I was playing around, doing some air testing in my computer room full of EMI. As I was doing some adjustments, I turned the sensitivity ALL the way up, turned the disc ALL the way up and then notched Nickels back in. To my surprise, the detector was falsing only slightly and the volume was really high(good for me as my hearing is shot) and the depth on air testing was great. I have not used this setup in a hunt yet and was wondering if anyone out there has run this setup???? Any comments?
 
That setup works well to quiet EMI noise but the EMI is still present. If bad enough depth will still suffer and if the emi hits hard enough the machine has to recover to hit a good target. so sometimes you can miss a target. This is only the case if emi gets bad around 40-50 sense. If higher typically it's not a huge deal for the recovery just some depth loss. If only copper/silver/nickel hunting disc to 79 and notch in nickels. run around 80-85 so you have room to turn up on faint deepies. You'd be hard pressed to find a better coinshooter. If you want zincolns too lower disc to 74. If you want to include indians as well disc at 69. that will cover about 95% of all coins or more.

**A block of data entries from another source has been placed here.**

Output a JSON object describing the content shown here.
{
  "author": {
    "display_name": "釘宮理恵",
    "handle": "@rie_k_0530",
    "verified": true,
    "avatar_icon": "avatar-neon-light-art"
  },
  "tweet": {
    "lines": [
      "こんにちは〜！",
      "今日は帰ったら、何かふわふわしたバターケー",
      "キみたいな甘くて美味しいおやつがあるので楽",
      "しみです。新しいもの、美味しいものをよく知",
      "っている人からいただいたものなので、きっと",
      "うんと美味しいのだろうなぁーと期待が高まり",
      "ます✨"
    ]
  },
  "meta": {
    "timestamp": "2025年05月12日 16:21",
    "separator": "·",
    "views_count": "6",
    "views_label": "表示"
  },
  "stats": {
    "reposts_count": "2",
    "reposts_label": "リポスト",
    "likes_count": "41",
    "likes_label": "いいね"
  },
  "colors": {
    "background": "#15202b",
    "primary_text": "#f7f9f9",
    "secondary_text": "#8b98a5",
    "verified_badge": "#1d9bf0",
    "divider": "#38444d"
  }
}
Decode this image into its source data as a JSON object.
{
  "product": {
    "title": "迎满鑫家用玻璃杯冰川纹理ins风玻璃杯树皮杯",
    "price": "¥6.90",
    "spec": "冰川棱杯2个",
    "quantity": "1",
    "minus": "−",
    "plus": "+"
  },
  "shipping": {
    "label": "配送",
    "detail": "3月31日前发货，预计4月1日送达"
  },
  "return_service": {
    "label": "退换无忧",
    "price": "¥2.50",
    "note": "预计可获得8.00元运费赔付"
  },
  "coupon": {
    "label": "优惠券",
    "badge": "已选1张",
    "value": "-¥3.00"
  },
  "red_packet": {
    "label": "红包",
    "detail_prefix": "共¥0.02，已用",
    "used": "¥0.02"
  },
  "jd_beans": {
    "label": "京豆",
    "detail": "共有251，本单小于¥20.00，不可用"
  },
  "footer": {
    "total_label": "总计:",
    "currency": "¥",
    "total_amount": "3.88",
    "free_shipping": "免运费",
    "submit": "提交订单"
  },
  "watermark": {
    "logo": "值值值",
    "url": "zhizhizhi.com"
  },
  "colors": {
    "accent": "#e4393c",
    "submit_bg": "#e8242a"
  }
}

If you want the nickels to have a different tone than the zinc range when using disc lower than 79 use 4 tone. I'm not a fan of the nickel high tone, sounds weird, but it's one way to hunt 3 tone only coins. In 3 tone you'd really only have 2 tones for coin huntering. Speaking of tones, if in an old site and you are digging mostly non-ferrus you may just use 2 tone. It's a little deeper but much better unmasking. Especially with disc at 16.